Gestão do desembargador Ricardo Couto corta milhares de cargos comissionados no Rio
O balanço dos cortes foi divulgado nesta quarta-feira, 10.
O texto diz que as exonerações continuam e que o governo vai seguir com auditorias em secretarias e em entidades da administração indireta.
Casa Civil reduz 60%: de 1.692 para 670 comissionados após posse em 24 de março
Quando o desembargador Ricardo Couto assumiu, em 24 de março, após renúncia do ex-governador Cláudio Castro (PL), a Casa Civil tinha 1.692 comissionados.
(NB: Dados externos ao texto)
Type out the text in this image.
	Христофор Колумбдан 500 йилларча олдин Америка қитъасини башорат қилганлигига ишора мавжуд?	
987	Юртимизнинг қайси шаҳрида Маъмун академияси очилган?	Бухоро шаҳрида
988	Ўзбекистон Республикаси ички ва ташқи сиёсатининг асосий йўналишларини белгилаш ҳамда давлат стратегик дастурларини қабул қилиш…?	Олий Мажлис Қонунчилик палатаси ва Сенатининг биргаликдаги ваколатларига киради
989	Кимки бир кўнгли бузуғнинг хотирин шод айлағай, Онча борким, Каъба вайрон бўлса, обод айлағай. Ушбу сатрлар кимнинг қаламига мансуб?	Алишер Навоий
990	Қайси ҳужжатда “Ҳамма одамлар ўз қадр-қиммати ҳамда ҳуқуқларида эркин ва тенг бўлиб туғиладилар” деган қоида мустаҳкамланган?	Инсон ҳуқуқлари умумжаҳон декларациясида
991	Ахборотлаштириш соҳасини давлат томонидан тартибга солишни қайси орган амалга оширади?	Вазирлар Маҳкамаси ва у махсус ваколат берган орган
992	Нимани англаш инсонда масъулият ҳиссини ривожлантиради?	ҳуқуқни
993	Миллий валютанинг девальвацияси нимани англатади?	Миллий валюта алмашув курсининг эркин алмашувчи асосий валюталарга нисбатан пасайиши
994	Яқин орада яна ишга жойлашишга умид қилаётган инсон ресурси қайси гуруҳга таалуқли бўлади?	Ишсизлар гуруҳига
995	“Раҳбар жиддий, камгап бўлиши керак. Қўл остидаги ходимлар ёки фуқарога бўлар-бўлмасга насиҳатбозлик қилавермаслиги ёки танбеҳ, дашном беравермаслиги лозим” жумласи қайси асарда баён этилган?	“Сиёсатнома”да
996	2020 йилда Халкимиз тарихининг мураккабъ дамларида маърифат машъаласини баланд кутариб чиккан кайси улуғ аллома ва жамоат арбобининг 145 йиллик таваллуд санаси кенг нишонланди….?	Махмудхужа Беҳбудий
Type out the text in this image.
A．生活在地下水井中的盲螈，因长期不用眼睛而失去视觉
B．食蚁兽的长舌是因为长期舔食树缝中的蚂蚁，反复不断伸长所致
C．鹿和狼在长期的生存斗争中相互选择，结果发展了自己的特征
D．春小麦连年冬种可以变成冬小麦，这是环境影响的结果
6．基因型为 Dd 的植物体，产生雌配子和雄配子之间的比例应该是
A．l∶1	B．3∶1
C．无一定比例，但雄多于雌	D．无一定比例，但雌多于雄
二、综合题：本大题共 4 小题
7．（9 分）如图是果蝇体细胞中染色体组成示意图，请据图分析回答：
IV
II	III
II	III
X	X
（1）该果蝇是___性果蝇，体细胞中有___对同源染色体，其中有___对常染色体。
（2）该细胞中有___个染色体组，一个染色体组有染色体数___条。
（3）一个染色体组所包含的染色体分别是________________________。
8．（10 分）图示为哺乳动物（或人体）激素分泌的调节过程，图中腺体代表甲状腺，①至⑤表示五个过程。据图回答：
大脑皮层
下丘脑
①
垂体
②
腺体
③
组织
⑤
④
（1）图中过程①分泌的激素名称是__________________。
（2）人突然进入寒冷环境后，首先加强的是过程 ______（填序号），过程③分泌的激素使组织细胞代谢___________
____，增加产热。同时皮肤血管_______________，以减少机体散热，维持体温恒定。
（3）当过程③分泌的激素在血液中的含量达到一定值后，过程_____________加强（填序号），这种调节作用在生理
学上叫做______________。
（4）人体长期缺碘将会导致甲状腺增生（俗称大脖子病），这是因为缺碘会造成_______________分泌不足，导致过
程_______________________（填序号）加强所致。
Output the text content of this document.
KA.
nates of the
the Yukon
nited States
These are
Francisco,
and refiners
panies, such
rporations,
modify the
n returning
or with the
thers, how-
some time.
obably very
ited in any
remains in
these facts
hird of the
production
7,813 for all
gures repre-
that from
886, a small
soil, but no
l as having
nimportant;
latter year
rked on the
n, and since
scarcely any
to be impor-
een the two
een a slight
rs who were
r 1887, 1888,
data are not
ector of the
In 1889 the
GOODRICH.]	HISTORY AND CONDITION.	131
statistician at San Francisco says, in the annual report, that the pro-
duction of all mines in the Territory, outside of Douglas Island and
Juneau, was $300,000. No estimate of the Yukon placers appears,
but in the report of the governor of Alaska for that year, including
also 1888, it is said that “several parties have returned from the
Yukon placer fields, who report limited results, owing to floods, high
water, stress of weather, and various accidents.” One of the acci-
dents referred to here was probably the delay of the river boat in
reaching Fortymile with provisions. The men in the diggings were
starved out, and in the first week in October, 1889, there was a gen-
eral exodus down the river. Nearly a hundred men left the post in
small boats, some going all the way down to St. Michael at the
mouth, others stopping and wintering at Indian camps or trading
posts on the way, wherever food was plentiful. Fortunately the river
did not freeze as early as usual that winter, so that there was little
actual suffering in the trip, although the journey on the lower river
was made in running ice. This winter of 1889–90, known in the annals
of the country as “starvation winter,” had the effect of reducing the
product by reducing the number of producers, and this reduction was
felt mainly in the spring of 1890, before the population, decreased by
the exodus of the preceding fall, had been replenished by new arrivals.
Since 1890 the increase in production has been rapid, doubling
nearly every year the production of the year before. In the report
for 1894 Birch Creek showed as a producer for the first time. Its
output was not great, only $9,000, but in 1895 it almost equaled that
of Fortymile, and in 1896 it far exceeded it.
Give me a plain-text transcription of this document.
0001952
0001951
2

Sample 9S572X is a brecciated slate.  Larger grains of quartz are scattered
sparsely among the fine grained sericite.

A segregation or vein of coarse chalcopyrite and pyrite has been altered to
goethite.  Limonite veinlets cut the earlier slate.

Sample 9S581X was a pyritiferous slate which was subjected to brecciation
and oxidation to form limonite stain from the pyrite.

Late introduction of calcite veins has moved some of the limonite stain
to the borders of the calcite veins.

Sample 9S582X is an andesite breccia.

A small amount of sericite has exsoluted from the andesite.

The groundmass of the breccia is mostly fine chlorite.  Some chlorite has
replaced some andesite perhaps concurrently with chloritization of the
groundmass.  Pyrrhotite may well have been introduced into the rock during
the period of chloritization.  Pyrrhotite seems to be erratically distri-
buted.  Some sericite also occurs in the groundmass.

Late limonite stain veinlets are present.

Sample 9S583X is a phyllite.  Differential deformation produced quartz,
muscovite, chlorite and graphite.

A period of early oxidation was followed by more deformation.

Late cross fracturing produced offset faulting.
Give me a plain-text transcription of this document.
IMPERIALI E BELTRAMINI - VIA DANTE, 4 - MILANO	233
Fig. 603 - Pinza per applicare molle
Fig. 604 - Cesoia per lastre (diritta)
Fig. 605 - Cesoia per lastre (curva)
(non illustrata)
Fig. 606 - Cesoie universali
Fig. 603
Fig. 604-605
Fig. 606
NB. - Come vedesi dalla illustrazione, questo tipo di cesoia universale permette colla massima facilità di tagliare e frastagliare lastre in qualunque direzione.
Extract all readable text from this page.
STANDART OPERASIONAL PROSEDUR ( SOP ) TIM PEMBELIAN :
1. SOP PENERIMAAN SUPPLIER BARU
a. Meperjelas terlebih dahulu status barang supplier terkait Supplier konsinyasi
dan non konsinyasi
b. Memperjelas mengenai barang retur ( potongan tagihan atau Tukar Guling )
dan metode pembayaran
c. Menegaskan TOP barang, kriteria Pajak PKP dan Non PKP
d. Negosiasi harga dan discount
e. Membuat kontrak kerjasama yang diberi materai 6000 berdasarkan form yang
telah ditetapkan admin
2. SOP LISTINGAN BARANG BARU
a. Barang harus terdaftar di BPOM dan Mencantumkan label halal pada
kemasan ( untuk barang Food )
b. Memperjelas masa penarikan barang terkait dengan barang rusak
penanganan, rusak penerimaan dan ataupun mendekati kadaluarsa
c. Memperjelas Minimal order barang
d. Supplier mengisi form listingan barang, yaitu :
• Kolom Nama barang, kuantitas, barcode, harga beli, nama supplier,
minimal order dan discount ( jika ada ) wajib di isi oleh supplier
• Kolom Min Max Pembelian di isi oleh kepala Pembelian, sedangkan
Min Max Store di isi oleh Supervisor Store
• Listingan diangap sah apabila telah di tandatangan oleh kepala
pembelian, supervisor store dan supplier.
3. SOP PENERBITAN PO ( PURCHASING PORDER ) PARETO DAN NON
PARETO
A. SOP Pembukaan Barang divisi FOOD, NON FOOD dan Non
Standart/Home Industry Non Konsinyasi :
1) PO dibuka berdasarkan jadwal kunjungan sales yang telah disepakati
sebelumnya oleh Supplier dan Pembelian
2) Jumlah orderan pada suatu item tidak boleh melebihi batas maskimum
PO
De lá para cá, a secretaria fez 800 exonerações e passou por mudanças na estrutura, com a saída da Subsecretaria de Gestão de Pessoas e da Subsecretaria de Projetos Estratégicos e Pacto RJ, publicada no Diário Oficial desta quarta-feira.
Depois do enxugamento, a Casa Civil ficou com 670 cargos em comissão, sob o comando do procurador do estado Flávio Willeman. A redução nos quadros foi de 60%.
Auditorias seguem e podem levar a novas exonerações na administração do Rio
Em nota, o Palácio Guanabara informou que as auditorias incluem empresas estatais dependentes e não dependentes.
O governo afirmou que novas exonerações podem ser feitas conforme o avanço das auditorias conduzidas pela Casa Civil e pela Secretaria de Estado de Governo.